Zainab Al-Suwaij fled Iraq in 1991, at age twenty. After a childhood witnessing critics of Saddam Hussein disappear, she became one of the only women to actively oppose the regime, and was shot when she fired at a soldier to protect a neighbor being threatened at gunpoint.
"I said if I can't be free and live like a normal human being, then I don't want to live."
Raised in Basra, where her grandfather was an influential Shia imam, she rejected his advice to avoid politics. "I was a troublemaker," she recalls. "In the fourth grade my teacher made the comment that Hitler was a great man because he put the Jews in a room and he burned them. I asked, ‘How can he be a great man if he does such a horrible thing?' She asked me to shut up."

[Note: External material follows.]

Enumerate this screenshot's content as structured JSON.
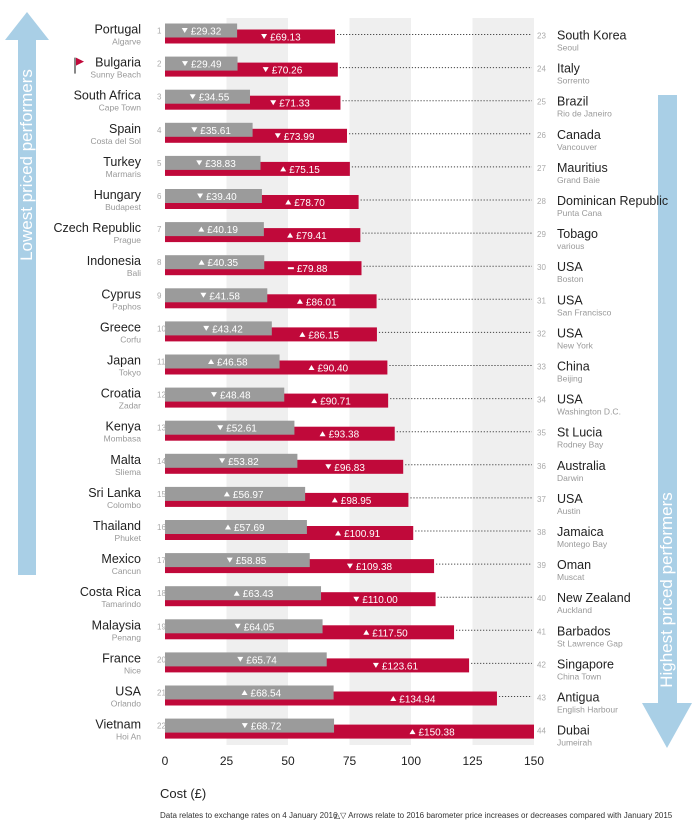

After fleeing Iraq, Al-Suwaij eventually traveled to the United States and settled in Houston, where she met her husband, started a family, and attempted to live a normal life. She was teaching Arabic at Yale on 9/11, when her life again changed.
"I felt that the terror I left behind in Iraq was following me here and threatening my family, my people, and my country. I had to do something."

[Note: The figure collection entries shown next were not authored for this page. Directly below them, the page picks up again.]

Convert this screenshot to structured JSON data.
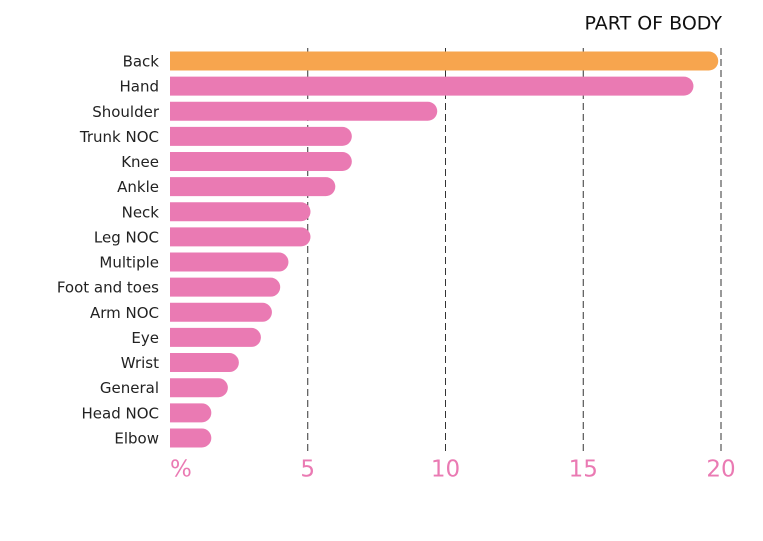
{
  "chart_data": {
    "type": "bar",
    "orientation": "horizontal",
    "title": "PART OF BODY",
    "categories": [
      "Back",
      "Hand",
      "Shoulder",
      "Trunk NOC",
      "Knee",
      "Ankle",
      "Neck",
      "Leg NOC",
      "Multiple",
      "Foot and toes",
      "Arm NOC",
      "Eye",
      "Wrist",
      "General",
      "Head NOC",
      "Elbow"
    ],
    "values": [
      19.9,
      19.0,
      9.7,
      6.6,
      6.6,
      6.0,
      5.1,
      5.1,
      4.3,
      4.0,
      3.7,
      3.3,
      2.5,
      2.1,
      1.5,
      1.5
    ],
    "colors": [
      "#f7a54e",
      "#ea7ab3",
      "#ea7ab3",
      "#ea7ab3",
      "#ea7ab3",
      "#ea7ab3",
      "#ea7ab3",
      "#ea7ab3",
      "#ea7ab3",
      "#ea7ab3",
      "#ea7ab3",
      "#ea7ab3",
      "#ea7ab3",
      "#ea7ab3",
      "#ea7ab3",
      "#ea7ab3"
    ],
    "xlim": [
      0,
      20
    ],
    "xticks": [
      {
        "value": 0,
        "label": "%"
      },
      5,
      10,
      15,
      20
    ],
    "grid": true
  }
}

Al-Suwaij founded the American Islamic Congress, in Washington, D.C., and returned to Iraq for extended visits to work on women's issues, the reform of the Iraqi education system, and the refurbishment of schools.
"I wanted to have an organization established by American Muslims that would become the progressive and moderate voice for building tolerance and respect for human rights and social justice both here and everywhere else."